High-Level Interrupts

The Xtensa architecture has support for 32 interrupts, divided over 7 levels (levels 1 to 7, with 7 being an NMI), plus an assortment of exceptions. On the ESP32, the interrupt mux allows most interrupt sources to be routed to these interrupts using the interrupt allocator. Normally, interrupts will be written in C, but ESP-IDF allows high-level interrupts to be written in assembly as well, resulting in very low interrupt latencies.

Interrupt Levels

Level

Symbol

Remark

1

N/A

Exception and level 0 interrupts. Handled by ESP-IDF

2-3

N/A

Medium level interrupts. Handled by ESP-IDF

4

xt_highint4

Free to use (See 1)

5

xt_highint5

Normally used by ESP-IDF debug logic (See 1)

NMI

xt_nmi

Free to use

dbg

xt_debugexception

Debug exception. Called on e.g. a BREAK instruction. (See 2)

The following notes give more information about the items in the tables above.

  1. ESP-IDF debug logic can be configured to run on xt_highint4 or xt_highint5 in CONFIG_ESP_SYSTEM_CHECK_INT_LEVEL. Bluetooth’s interrupt can be configured to run on level 4 by enabling CONFIG_BTDM_CTRL_HLI. If CONFIG_BTDM_CTRL_HLI is enabled, ESP-IDF debug logic must be running on level 5 interrupt.

  2. If CONFIG_BTDM_CTRL_HLI is enabled, xt_debugexception is used to fix live lock issue in ESP32 ECO3.

Using these symbols is done by creating an assembly file (suffix .S) and defining the named symbols, like this:

    .section .iram1,"ax"
    .global     xt_highint5
    .type       xt_highint5,@function
    .align      4
xt_highint5:
    ... your code here
    rsr     a0, EXCSAVE_5
    rfi     5

For a real-life example, see the esp_system/port/soc/esp32/highint_hdl.S file; the panic handler interrupt is implemented there.

Notes

  • Do not call C code from a high-level interrupt; as these interrupts are run from a critical section, this can cause the target to crash. Note that although the panic handler interrupt does call normal C code, this exception is allowed due to the fact that this handler never returns (i.e., the application will not continue to run after the panic handler). so breaking C code execution flow is not a problem.

    When CONFIG_BTDM_CTRL_HLI is enabled, C code is also called from a high-level interrupt, this is possible thanks to some additional protection added to it.

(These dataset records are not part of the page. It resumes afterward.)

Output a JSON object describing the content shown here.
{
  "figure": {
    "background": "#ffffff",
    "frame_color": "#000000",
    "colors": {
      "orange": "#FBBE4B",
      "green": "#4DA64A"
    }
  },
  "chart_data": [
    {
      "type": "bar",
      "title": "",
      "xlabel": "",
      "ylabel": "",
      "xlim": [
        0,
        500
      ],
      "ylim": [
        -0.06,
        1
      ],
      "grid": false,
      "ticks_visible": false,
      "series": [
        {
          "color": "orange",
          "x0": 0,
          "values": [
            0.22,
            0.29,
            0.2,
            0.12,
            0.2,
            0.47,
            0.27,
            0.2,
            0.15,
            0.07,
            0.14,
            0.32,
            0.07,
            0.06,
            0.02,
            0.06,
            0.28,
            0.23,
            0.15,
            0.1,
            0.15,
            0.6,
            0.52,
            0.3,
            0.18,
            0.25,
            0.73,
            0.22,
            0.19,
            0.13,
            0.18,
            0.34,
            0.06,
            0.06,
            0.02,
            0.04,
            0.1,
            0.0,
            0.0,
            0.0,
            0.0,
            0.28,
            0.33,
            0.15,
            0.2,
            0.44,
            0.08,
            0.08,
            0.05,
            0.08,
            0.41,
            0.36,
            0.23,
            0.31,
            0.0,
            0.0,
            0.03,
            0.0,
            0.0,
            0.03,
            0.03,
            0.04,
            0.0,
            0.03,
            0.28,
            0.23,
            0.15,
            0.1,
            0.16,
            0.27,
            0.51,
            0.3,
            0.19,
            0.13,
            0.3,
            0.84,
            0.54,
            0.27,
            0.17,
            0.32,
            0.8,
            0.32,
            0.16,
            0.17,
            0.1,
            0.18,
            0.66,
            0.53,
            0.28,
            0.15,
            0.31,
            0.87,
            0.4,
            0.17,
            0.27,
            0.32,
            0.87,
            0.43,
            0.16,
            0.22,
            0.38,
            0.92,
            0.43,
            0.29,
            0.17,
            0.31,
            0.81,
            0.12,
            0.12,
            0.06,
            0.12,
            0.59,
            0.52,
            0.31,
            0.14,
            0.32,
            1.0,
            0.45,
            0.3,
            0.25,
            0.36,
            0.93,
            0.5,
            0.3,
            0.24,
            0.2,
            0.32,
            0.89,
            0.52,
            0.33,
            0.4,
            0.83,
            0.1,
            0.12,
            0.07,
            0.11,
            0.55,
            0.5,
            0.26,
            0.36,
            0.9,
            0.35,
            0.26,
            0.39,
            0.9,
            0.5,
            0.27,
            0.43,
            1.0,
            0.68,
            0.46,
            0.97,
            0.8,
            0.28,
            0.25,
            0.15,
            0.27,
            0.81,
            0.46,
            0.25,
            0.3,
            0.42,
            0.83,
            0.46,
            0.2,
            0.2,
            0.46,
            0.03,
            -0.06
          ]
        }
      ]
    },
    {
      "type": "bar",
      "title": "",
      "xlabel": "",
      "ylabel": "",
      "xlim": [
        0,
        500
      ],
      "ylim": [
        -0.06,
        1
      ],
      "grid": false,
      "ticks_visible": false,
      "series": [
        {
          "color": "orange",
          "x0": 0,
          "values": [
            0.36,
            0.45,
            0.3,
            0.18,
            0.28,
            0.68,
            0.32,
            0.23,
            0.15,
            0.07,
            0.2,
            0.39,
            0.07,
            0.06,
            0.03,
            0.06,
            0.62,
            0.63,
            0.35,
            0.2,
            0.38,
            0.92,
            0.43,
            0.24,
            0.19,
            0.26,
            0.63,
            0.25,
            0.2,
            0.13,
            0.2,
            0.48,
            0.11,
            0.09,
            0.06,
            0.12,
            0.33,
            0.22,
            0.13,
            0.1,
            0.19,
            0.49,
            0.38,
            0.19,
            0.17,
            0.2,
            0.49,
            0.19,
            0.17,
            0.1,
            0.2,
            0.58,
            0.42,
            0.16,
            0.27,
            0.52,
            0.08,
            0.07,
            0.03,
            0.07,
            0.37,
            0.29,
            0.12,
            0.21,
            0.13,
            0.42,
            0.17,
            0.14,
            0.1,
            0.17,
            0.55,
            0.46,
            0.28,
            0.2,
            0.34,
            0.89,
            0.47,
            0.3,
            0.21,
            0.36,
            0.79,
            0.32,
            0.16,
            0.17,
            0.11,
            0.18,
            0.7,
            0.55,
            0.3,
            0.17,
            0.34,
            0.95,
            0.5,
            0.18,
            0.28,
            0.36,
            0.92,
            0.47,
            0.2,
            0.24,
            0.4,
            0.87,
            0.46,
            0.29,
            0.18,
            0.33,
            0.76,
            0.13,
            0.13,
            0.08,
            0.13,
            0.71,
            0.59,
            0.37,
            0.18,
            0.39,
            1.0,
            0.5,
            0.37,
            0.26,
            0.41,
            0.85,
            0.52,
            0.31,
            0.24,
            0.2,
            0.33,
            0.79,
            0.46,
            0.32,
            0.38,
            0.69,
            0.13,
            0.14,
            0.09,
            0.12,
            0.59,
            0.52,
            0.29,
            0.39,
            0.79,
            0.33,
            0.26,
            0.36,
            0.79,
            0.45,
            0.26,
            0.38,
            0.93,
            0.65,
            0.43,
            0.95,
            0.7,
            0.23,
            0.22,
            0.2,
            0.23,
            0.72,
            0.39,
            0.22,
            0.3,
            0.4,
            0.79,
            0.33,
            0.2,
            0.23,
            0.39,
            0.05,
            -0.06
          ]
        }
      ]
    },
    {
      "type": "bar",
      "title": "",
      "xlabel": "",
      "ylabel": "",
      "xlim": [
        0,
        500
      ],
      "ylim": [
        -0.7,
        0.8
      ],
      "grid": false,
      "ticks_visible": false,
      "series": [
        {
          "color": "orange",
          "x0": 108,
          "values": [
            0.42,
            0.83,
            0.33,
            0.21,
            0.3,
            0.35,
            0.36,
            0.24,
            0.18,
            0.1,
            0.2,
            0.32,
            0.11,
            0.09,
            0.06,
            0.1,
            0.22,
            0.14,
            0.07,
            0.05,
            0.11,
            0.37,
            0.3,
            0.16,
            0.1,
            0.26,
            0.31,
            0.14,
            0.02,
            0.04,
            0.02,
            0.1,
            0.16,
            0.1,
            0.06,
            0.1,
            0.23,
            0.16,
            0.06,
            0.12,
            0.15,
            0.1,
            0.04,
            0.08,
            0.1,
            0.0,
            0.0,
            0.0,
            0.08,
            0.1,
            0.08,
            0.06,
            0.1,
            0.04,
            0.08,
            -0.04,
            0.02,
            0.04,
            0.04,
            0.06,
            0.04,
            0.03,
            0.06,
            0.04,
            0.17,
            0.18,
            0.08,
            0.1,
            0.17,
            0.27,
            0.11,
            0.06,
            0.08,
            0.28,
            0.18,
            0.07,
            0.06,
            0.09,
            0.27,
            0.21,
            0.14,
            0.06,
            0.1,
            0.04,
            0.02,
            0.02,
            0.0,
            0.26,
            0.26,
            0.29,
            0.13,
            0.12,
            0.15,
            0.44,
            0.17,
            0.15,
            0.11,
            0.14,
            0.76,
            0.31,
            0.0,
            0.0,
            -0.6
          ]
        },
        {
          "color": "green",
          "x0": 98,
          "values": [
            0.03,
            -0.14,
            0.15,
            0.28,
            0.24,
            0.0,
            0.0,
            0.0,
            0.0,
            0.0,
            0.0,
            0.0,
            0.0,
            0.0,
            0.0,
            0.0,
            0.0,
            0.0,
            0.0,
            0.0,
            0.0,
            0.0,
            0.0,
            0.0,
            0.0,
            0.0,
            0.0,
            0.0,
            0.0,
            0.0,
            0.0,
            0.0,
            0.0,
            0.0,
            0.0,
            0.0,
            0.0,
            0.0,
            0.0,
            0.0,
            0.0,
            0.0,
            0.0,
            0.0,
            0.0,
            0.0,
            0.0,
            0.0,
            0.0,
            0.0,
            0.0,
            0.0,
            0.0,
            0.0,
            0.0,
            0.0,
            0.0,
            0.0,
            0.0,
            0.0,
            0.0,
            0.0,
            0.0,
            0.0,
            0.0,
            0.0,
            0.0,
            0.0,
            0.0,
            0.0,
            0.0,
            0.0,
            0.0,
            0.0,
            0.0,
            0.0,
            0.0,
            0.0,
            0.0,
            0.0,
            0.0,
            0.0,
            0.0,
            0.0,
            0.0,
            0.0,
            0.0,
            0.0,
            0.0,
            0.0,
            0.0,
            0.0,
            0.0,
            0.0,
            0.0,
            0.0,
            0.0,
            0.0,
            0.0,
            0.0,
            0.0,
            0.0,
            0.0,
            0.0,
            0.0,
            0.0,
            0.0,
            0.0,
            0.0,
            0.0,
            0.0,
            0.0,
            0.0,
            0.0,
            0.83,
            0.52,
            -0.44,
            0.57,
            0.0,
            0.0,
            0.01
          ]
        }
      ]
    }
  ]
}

  • Make sure your assembly code gets linked in. Indeed, as the free-to-use symbols are declared as weak, the linker may discard the file containing the symbol. This will happen if the only symbol defined, or used, from the user file is the xt_* free-to-use symbol. To avoid this, in the assembly file containing the xt_* symbol, define another symbol, like:

            .global ld_include_my_isr_file
       ld_include_my_isr_file:
    
    Here it is called ``ld_include_my_isr_file`` but can have any name, as long as it is not defined anywhere else in the project.
    
    Then, in the component ``CMakeLists.txt``, add this name as an unresolved symbol to the ld command line arguments::
    
        target_link_libraries(${COMPONENT_TARGET} "-u ld_include_my_isr_file")
    
    This should cause the linker to always include the file defining ``ld_include_my_isr_file``, causing the ISR to always be linked in.
    
  • High-level interrupts can be routed and handled using esp_intr_alloc() and associated functions. The handler and handler arguments to esp_intr_alloc() must be NULL, however.

  • In theory, medium priority interrupts could also be handled in this way. ESP-IDF does not support this yet.

  • To check Xtensa instruction set architecture (ISA), please refer to Xtensa ISA Summary.